Restler and Duran are confident that, should they succeed in being elected, they will be able to slowly form a coalition to challenge the power of Lopez and his allies and eventually unseat him from his party leader position.
In private, Restler balances his still-ripening idealism with the reality of the uphill battle progressives in New York face. Similarly, on the campaign trail he demonstrates the blend of self-assurance and pragmatism usually reserved for experienced politicians. He doesn’t bog voters down with the details and intricacies of the system he is fighting, instead choosing to speak about local issues such as transportation, housing, open space, and infrastructure, as well as Zidar’s focus on environmental policy. How much sway a district leader has over such areas is debatable, but his plea seems to resonate with the faces peering from behind half-closed doors.
It helps that Restler demonstrates a passion for connecting with people. He insists on conversing in fluent Spanish with Latino constituents. He gushes over infants in strollers and speaks to slightly older children like they are civic-minded individuals while they circle endlessly on tricycles or hover sheepishly behind their parents’ legs, and listens intently as grandmothers tell their life stories.
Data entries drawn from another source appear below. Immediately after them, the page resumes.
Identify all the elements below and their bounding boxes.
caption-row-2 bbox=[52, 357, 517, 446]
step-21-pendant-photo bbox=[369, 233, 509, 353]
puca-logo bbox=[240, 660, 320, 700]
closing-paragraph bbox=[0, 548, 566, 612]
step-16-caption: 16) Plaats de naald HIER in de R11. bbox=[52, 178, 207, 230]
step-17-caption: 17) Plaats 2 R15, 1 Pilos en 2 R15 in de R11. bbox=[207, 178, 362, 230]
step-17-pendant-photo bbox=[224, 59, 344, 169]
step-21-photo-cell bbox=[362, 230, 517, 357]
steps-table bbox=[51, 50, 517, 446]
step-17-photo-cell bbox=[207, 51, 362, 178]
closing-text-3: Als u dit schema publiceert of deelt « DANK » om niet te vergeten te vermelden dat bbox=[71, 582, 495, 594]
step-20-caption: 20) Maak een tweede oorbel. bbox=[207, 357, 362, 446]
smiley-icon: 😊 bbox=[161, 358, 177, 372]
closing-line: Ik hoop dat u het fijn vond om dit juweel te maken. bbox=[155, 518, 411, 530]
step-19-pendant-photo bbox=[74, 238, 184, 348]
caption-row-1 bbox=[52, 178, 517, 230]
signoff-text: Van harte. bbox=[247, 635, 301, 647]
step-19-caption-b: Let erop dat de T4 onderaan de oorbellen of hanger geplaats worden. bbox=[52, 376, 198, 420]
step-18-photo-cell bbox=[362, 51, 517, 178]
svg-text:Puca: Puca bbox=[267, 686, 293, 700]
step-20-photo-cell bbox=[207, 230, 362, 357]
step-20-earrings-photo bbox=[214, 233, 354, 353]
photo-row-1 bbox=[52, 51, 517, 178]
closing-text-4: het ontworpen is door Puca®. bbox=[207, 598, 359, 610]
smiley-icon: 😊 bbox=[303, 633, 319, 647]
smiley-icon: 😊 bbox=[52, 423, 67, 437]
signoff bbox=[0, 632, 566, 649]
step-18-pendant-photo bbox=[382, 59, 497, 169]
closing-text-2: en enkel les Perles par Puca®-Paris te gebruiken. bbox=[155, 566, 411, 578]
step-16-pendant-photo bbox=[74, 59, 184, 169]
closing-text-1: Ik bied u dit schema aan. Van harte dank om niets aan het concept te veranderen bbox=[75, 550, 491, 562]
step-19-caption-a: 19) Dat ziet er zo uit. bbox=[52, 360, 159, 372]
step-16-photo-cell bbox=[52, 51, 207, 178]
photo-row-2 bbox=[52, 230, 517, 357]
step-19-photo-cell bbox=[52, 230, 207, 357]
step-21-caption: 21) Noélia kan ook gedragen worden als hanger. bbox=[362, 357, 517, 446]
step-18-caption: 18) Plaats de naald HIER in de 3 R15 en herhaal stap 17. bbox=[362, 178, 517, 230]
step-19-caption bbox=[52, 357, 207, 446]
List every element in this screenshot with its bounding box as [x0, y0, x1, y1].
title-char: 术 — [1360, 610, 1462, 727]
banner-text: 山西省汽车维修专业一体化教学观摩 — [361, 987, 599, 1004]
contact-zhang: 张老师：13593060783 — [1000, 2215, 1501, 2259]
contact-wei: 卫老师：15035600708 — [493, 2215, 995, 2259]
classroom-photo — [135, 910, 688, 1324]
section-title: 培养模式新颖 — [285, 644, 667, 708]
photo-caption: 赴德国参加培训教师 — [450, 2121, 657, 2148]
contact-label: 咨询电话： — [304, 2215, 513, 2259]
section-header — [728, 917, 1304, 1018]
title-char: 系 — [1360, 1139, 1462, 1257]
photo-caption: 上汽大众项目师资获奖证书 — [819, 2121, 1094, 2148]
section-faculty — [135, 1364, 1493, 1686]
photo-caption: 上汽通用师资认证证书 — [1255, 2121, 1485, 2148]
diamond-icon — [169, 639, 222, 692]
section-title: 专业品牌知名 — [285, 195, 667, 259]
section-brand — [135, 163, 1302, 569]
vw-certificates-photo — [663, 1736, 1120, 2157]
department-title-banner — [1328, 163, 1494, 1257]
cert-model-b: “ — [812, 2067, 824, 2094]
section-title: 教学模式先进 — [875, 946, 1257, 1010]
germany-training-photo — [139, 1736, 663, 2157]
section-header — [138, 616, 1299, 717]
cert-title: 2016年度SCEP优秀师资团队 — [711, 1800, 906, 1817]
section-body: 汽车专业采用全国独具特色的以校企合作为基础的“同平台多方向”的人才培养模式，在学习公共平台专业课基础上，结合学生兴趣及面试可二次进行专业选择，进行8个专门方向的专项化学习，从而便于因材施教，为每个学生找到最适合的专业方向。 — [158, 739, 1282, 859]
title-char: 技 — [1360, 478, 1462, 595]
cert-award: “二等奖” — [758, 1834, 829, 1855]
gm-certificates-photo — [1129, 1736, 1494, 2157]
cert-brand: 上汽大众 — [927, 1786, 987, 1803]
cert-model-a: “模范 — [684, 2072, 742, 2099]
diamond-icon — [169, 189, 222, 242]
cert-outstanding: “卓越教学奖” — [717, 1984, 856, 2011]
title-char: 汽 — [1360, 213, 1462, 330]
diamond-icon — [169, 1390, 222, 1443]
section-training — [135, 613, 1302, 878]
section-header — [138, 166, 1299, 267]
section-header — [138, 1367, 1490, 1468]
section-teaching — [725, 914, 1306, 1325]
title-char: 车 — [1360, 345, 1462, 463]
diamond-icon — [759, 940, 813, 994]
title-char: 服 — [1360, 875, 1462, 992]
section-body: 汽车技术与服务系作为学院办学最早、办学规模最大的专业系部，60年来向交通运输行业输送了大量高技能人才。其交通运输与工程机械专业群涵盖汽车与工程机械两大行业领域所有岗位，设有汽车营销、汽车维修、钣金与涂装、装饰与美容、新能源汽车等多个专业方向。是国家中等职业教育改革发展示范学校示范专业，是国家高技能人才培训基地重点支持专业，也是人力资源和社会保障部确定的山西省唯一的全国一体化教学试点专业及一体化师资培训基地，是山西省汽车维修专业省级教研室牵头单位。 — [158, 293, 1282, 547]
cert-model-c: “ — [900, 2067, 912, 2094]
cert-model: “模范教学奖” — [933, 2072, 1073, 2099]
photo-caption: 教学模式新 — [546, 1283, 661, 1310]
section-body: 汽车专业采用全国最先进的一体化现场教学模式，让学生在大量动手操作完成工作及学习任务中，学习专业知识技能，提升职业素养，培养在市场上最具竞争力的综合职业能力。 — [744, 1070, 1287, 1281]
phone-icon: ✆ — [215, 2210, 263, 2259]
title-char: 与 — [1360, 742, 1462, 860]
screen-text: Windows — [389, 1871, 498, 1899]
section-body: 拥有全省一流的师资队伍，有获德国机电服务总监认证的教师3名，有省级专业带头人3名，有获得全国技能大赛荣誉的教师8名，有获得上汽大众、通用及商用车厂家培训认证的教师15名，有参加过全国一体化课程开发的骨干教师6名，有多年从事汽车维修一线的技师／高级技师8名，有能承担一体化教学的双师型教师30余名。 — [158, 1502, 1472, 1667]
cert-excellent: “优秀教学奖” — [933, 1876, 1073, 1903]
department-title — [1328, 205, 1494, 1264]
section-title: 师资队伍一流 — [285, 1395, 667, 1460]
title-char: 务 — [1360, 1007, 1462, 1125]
At a friend’s apartment for a birthday celebration, Restler discusses the election with anyone who’ll listen, while other partygoers dance to R. Kelly. He mentions how on one occasion, he started playing dominos with a group of older Latino men outside a public housing building.
“I’m a dominant dominos player,” Restler said to the men. “Watch out.”
He determined that several of them were registered voters, and used the 45 minutes he spent losing before eventually winning a game to speak to them about his campaign. According to Restler, starting from the ground up and communicating with every last person holding the ability to punch a ballot is the building block of a progressive democracy, and the only way to “organize and mobilize delegations of votes to advance a real agenda.”
There have been encouraging precedents since 2008, like the Rainbow Rebels’ party takeover from the Rivera family in the Bronx (Jose Rivera was ousted as Bronx county Democratic leader by assemblyman Carl Hastie) and the ultimately unsuccessful but attention-grabbing fight against the Democratic establishment in southeast Queens by Donnie Whitehead and Clyde Vanel. Those uprisings were led by political veterans already holding significant amounts of power, so exactly how effective a grassroots strategy can be in reforming the Brooklyn political system is still unknown. According to Merritt, it’s still fundamental to progress. “Infighting within the party is part of democracy, part of what keeps the process healthy,” Merritt notes. “I get worried when I don’t see that type of activity.”
For longtime residents like Needelman, with a deep knowledge of the ongoing dark ages in Brooklyn politics, seeing the modest gains Restler, Duran, and their New Kings associates have made is a sign of hope.
“If you have a candidate, a young man who comes in, with no huge economic resources and political machinery, and generates a significant opposition in votes, then it definitely bloodies [Lopez’s] nose big time,” Needelman said. “Because it reflects the fact that even in his own district, he’s not as widely popular and powerful as he’d like to make out.”